Carbocisteine inhibits oxidant-induced apoptosis in cultured human airway epithelial cells

Background and objective: Increased oxidant levels have been associated with exacerbations of COPD, and L-carbocisteine, a mucolytic agent, reduces the frequency of exacerbations. The mechanisms underlying the inhibitory effects of L-carbocisteine on oxidant-induced COPD exacerbations were examined in an in vitro study of human airway epithelial cells. Methods: In order to examine the antioxidant effects of L-carbocisteine, human tracheal epithelial cells were treated with L-carbocisteine and exposed to hydrogen peroxide (H ₂O₂).
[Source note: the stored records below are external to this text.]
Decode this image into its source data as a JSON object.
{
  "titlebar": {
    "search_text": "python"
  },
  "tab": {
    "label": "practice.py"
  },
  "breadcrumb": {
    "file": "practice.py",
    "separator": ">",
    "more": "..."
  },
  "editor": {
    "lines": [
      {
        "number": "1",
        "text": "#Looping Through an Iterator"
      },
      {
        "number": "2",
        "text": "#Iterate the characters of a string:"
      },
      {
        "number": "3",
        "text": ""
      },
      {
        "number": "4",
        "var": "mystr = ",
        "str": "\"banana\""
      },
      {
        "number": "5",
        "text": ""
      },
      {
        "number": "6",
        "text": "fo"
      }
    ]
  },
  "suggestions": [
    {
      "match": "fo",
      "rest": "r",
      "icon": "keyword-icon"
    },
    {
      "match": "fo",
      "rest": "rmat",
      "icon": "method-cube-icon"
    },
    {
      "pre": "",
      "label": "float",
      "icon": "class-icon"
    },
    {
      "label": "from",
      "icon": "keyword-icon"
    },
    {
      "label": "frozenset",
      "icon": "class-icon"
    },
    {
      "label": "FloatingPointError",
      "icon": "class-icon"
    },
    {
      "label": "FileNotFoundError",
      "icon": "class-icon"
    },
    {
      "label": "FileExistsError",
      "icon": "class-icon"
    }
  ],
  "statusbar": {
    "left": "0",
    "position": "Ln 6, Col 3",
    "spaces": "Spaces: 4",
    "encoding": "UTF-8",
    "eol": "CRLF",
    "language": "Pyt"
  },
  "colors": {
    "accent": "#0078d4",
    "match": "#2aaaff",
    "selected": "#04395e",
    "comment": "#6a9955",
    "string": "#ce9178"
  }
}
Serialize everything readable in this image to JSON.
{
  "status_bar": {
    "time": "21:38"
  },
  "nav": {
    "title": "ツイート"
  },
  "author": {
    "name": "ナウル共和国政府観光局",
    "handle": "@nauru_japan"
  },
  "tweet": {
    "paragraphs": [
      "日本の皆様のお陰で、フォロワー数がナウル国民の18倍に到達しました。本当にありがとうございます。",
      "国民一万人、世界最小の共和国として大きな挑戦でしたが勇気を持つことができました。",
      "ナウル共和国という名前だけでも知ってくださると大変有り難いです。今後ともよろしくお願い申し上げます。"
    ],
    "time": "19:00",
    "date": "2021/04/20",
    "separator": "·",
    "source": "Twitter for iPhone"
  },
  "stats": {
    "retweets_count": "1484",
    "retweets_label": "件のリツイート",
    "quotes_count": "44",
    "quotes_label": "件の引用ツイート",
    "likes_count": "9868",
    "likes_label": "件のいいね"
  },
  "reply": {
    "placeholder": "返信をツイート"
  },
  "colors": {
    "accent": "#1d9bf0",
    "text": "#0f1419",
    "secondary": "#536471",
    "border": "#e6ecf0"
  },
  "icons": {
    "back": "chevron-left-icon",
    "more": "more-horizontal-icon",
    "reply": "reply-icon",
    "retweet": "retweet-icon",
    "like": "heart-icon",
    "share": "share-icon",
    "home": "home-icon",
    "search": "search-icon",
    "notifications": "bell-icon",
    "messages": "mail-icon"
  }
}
Cell apoptosis was assessed using a cell death detection ELISA, and the pathways leading to cell apoptosis were examined by measurement of caspase-3 and caspase-9 by western blot analysis with fluorescent detection. Results: The proportion of apoptotic cells in human tracheal epithelium was increased in a concentration- and time-dependent manner, following exposure to H₂O₂. Treatment with L-carbocisteine reduced the proportion of apoptotic cells. In contrast, H₂O ₂ did not increase the concentration of LDH in supernatants of epithelial cells. Exposure to H₂O₂ activated caspase-3 and caspase-9, and L-carbocisteine inhibited the H₂O₂-induced activation of these caspases. L-carbocisteine activated Akt phosphorylation, which modulates caspase activation, and the inhibitors of Akt, LY294002 and wortmannin, significantly reversed the inhibitory effects of L-carbocisteine on H₂O₂-induced cell apoptosis. Conclusions: These findings suggest that in human airway epithelium, L-carbocisteine may inhibit cell damage induced by H₂O₂ through the activation of Akt phosphorylation. L-carbocisteine may have antioxidant effects, as well as mucolytic activity, in inflamed airways.